İnsan deniz ile büyüdüğünde karanlık sokaklardan bir haber olur. Bir gün mehtap’a, bir gün yakamoz’a yolculuk hakim olursa küçük bir çocuğun gelişim çağı bir havyar kadar değerli olur. Dokunarak büyüyen çocukların hepsi hayvar kadar değerledir. Bir insan ile bir deniz mahsulü tabiki karşılaştırma yapılmıyor bu arada. Erken yaşta farkına bir elmas dünyaya getirdiğini farkındadır insan. Her anı değerlidir ve her an herkese değer biçebilecek yaşa gelecektir. Havyar da küçüktür ama erken fark edilmiştir. Tanınmış, yararlarına, uğraşına göre bir fiyat biçilmiştir.

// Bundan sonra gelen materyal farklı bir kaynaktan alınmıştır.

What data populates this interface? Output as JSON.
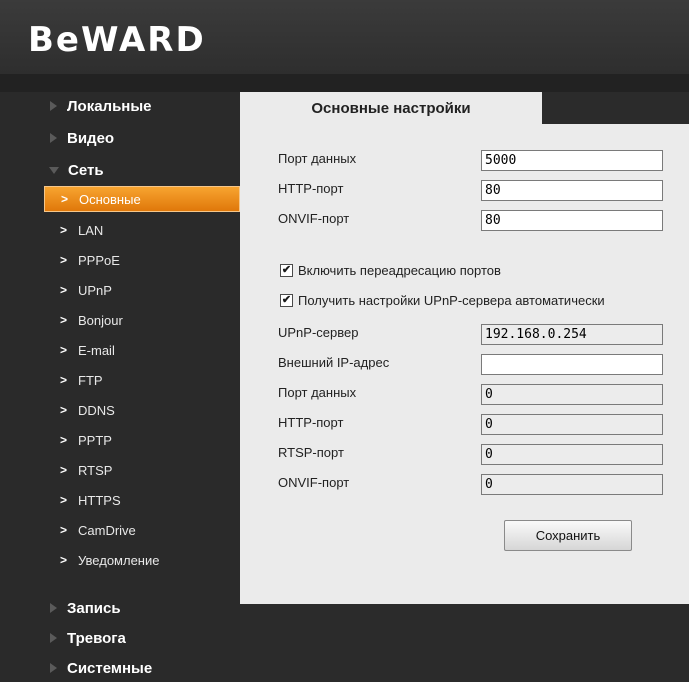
{
  "brand": {
    "logo_text": "BeWARD"
  },
  "sidebar": {
    "sections_top": [
      {
        "label": "Локальные",
        "expanded": false
      },
      {
        "label": "Видео",
        "expanded": false
      },
      {
        "label": "Сеть",
        "expanded": true
      }
    ],
    "network_items": [
      {
        "label": "Основные",
        "active": true
      },
      {
        "label": "LAN"
      },
      {
        "label": "PPPoE"
      },
      {
        "label": "UPnP"
      },
      {
        "label": "Bonjour"
      },
      {
        "label": "E-mail"
      },
      {
        "label": "FTP"
      },
      {
        "label": "DDNS"
      },
      {
        "label": "PPTP"
      },
      {
        "label": "RTSP"
      },
      {
        "label": "HTTPS"
      },
      {
        "label": "CamDrive"
      },
      {
        "label": "Уведомление"
      }
    ],
    "sections_bottom": [
      {
        "label": "Запись"
      },
      {
        "label": "Тревога"
      },
      {
        "label": "Системные"
      }
    ]
  },
  "tab": {
    "label": "Основные настройки"
  },
  "form": {
    "data_port_label": "Порт данных",
    "data_port_value": "5000",
    "http_port_label": "HTTP-порт",
    "http_port_value": "80",
    "onvif_port_label": "ONVIF-порт",
    "onvif_port_value": "80",
    "port_forwarding": {
      "label": "Включить переадресацию портов",
      "checked": true
    },
    "upnp_auto": {
      "label": "Получить настройки UPnP-сервера автоматически",
      "checked": true
    },
    "upnp_server_label": "UPnP-сервер",
    "upnp_server_value": "192.168.0.254",
    "external_ip_label": "Внешний IP-адрес",
    "external_ip_value": "",
    "ext_data_port_label": "Порт данных",
    "ext_data_port_value": "0",
    "ext_http_port_label": "HTTP-порт",
    "ext_http_port_value": "0",
    "ext_rtsp_port_label": "RTSP-порт",
    "ext_rtsp_port_value": "0",
    "ext_onvif_port_label": "ONVIF-порт",
    "ext_onvif_port_value": "0",
    "save_label": "Сохранить"
  },
  "colors": {
    "accent": "#f29a20",
    "panel": "#ebebeb",
    "background": "#2b2b2b"
  }
}
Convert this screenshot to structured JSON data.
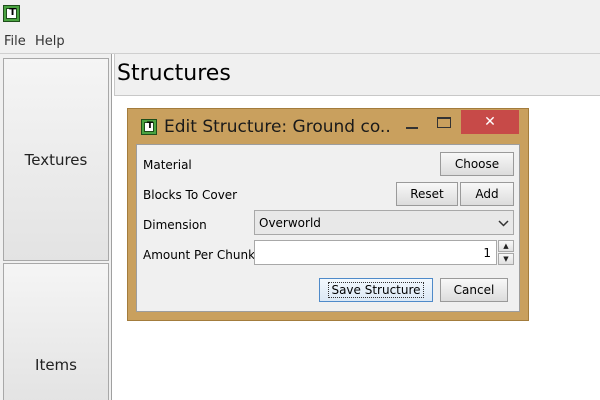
{
  "menu": {
    "file": "File",
    "help": "Help"
  },
  "sidebar": {
    "items": [
      "Textures",
      "Items"
    ]
  },
  "main": {
    "title": "Structures"
  },
  "dialog": {
    "title": "Edit Structure: Ground co...",
    "close_glyph": "✕",
    "fields": {
      "material_label": "Material",
      "choose_button": "Choose",
      "blocks_label": "Blocks To Cover",
      "reset_button": "Reset",
      "add_button": "Add",
      "dimension_label": "Dimension",
      "dimension_value": "Overworld",
      "amount_label": "Amount Per Chunk",
      "amount_value": "1"
    },
    "save_button": "Save Structure",
    "cancel_button": "Cancel"
  },
  "icons": {
    "app_icon": "app-logo-icon",
    "dropdown": "chevron-down-icon",
    "spinner_up": "triangle-up-icon",
    "spinner_down": "triangle-down-icon"
  },
  "colors": {
    "dialog_frame": "#c9a05e",
    "close_button": "#c74a48",
    "app_icon_green": "#4aa341"
  }
}
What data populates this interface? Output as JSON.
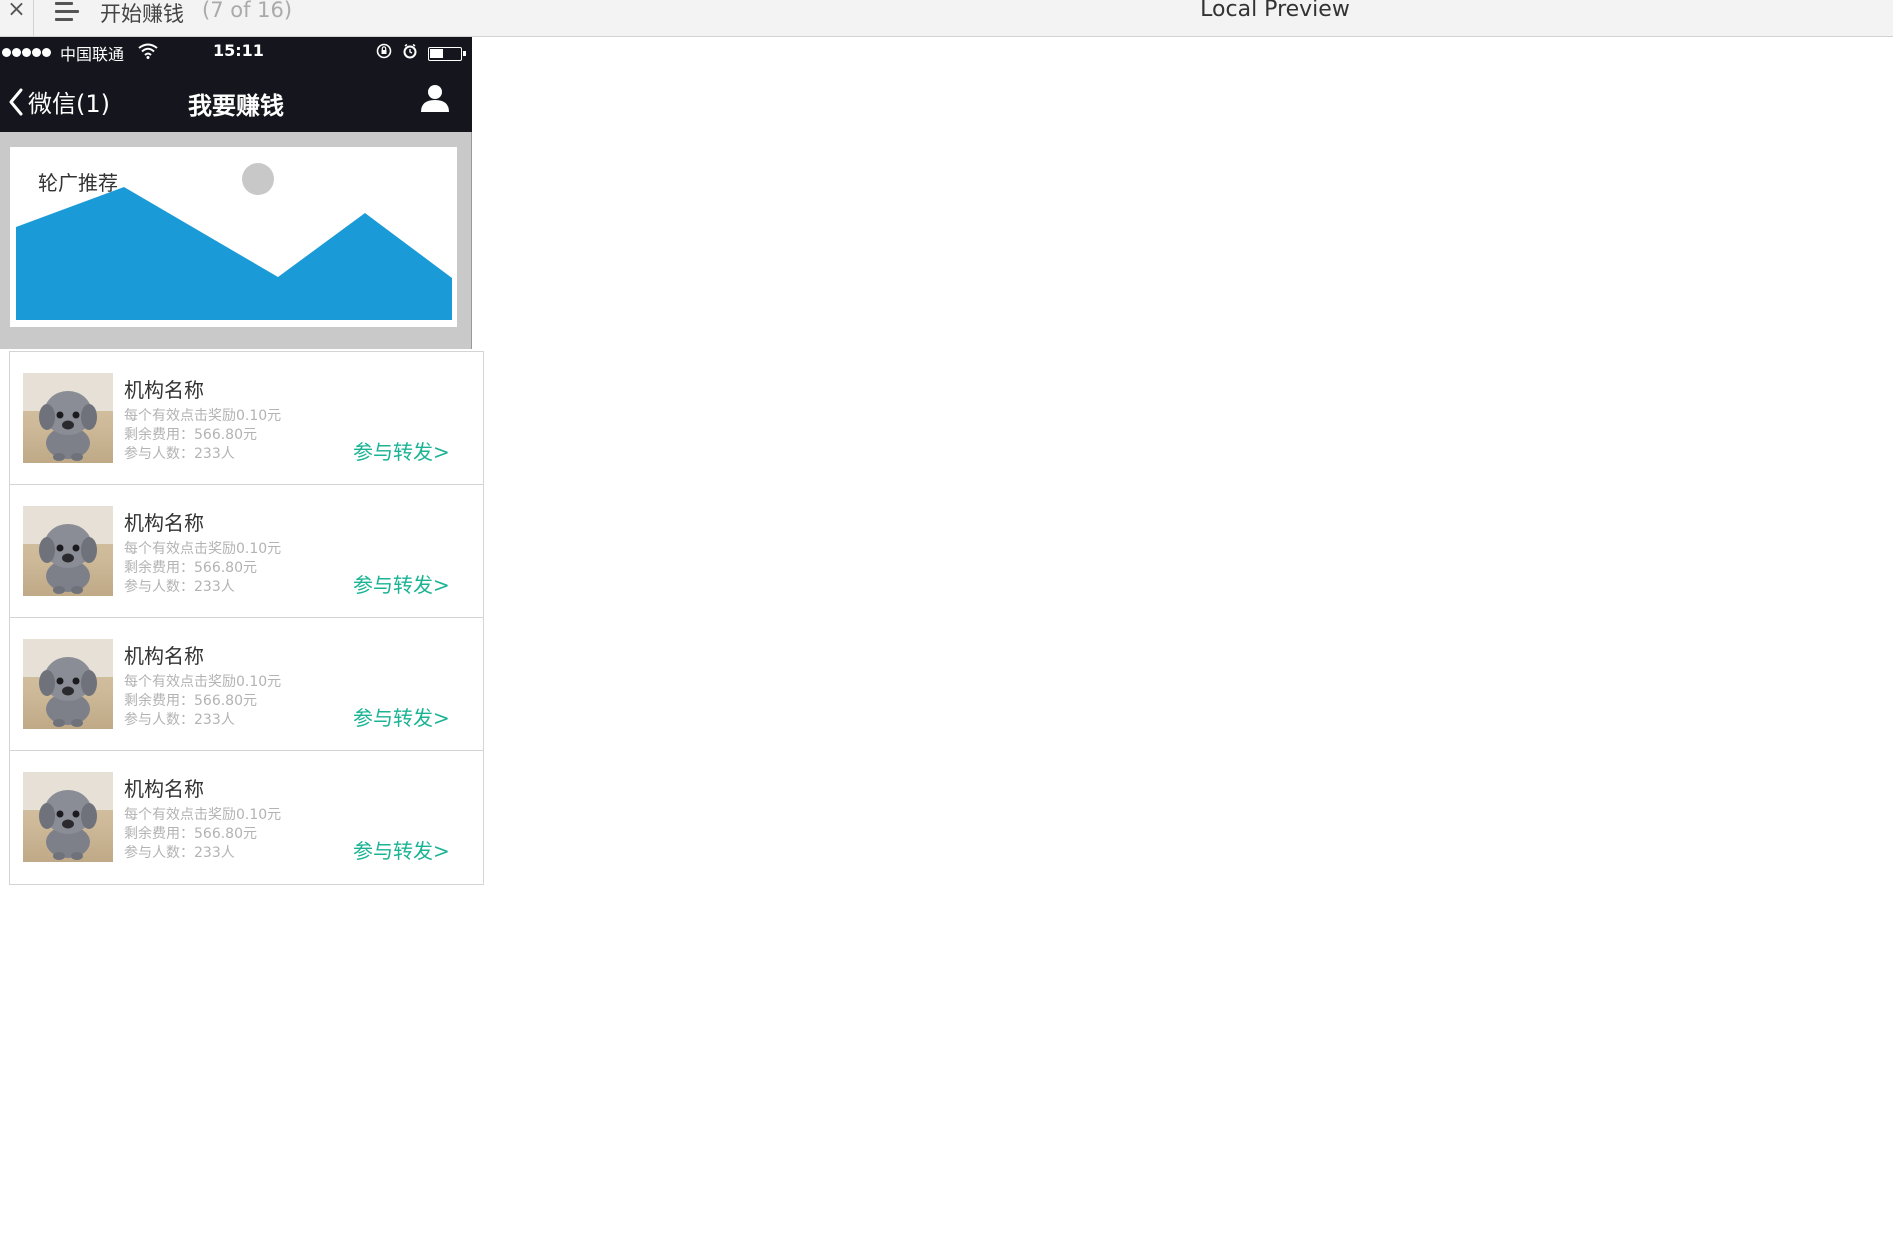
{
  "topbar": {
    "close_glyph": "×",
    "title": "开始赚钱",
    "page_count": "(7 of 16)",
    "center_label": "Local Preview"
  },
  "statusbar": {
    "carrier": "中国联通",
    "time": "15:11"
  },
  "navbar": {
    "back_label": "微信(1)",
    "title": "我要赚钱",
    "user_icon": "user-icon"
  },
  "banner": {
    "label": "轮广推荐",
    "fill_color": "#1a9bd7"
  },
  "colors": {
    "accent": "#1ab394",
    "nav_bg": "#14151d"
  },
  "list": {
    "items": [
      {
        "name": "机构名称",
        "reward": "每个有效点击奖励0.10元",
        "remaining": "剩余费用：566.80元",
        "participants": "参与人数：233人",
        "action": "参与转发>"
      },
      {
        "name": "机构名称",
        "reward": "每个有效点击奖励0.10元",
        "remaining": "剩余费用：566.80元",
        "participants": "参与人数：233人",
        "action": "参与转发>"
      },
      {
        "name": "机构名称",
        "reward": "每个有效点击奖励0.10元",
        "remaining": "剩余费用：566.80元",
        "participants": "参与人数：233人",
        "action": "参与转发>"
      },
      {
        "name": "机构名称",
        "reward": "每个有效点击奖励0.10元",
        "remaining": "剩余费用：566.80元",
        "participants": "参与人数：233人",
        "action": "参与转发>"
      }
    ]
  }
}
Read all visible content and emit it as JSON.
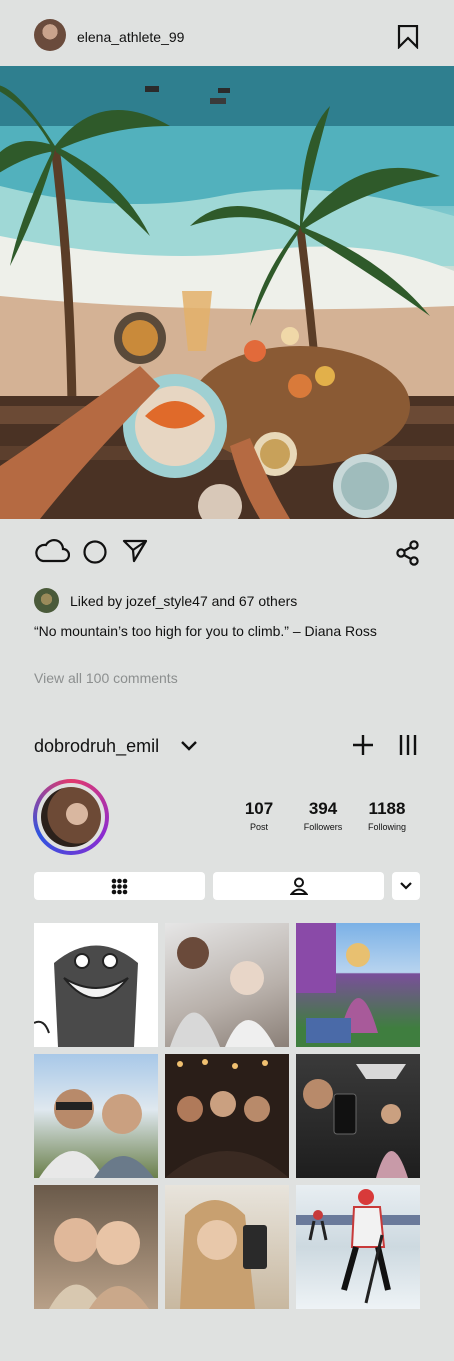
{
  "post": {
    "author_username": "elena_athlete_99",
    "liked_by_text": "Liked by jozef_style47 and 67 others",
    "caption": "“No mountain’s too high for you to climb.” – Diana Ross",
    "view_comments": "View all 100 comments"
  },
  "profile": {
    "username": "dobrodruh_emil",
    "stats": [
      {
        "value": "107",
        "label": "Post"
      },
      {
        "value": "394",
        "label": "Followers"
      },
      {
        "value": "1188",
        "label": "Following"
      }
    ]
  },
  "icons": {
    "bookmark": "bookmark-icon",
    "like": "cloud-icon",
    "comment": "circle-icon",
    "send": "send-icon",
    "share": "share-icon",
    "add": "plus-icon",
    "menu": "menu-icon",
    "grid": "grid-icon",
    "tagged": "person-icon",
    "expand": "chevron-down-icon"
  }
}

İnsan’ın erken fark edilmesi diye bir başlık açsak birkaç tepki alırız. Umutsuzları ise kapımızda koştururuz. Kendini fark eden umutsuzlar sıralanır ilk sıraya. Kendini fark etmekten uzak insanlar ise ‘saçma ve zaman kaybı’ olarak görülür. Denizin içinde bunlar yoktur. Yenmeyen bir besin de yoktur. Adını alanların namıyla bugünlere ulaşmıştır.
Kaybedenler ülkesi değildir denizle çevrilmiş şehirler. Bazen biraz melankoliktir lâkin pes etmemesi ile ünlüdür. Akdeniz’de tuzuna yüzülür, Karadeniz’de dalganın üstüne atlanır. Okunan hiçbir inanış mücadelesi, yaşanan kadar akıllıca değildir.
Denizler büyür, çoğalır, çoğalmadırda. İnsanlara dokunacak kişiler bu listeden çıkmıştır. Parıltıları üstlerinde ki gömlekten yola çıkmıştır. Anne evinde ki ütülerinin verdiği temizliği mapusta zihin olarak devam ettirmişlerdir. Zihni temizlemek için yaşarlar. Gelecekler bunu bilmelidir. Adlarını koyacakları isim coğrafyasına ait olacaktır. Üç tarafı çevirilmiştir, su dalgalarına hüküm olandır gelecek olan.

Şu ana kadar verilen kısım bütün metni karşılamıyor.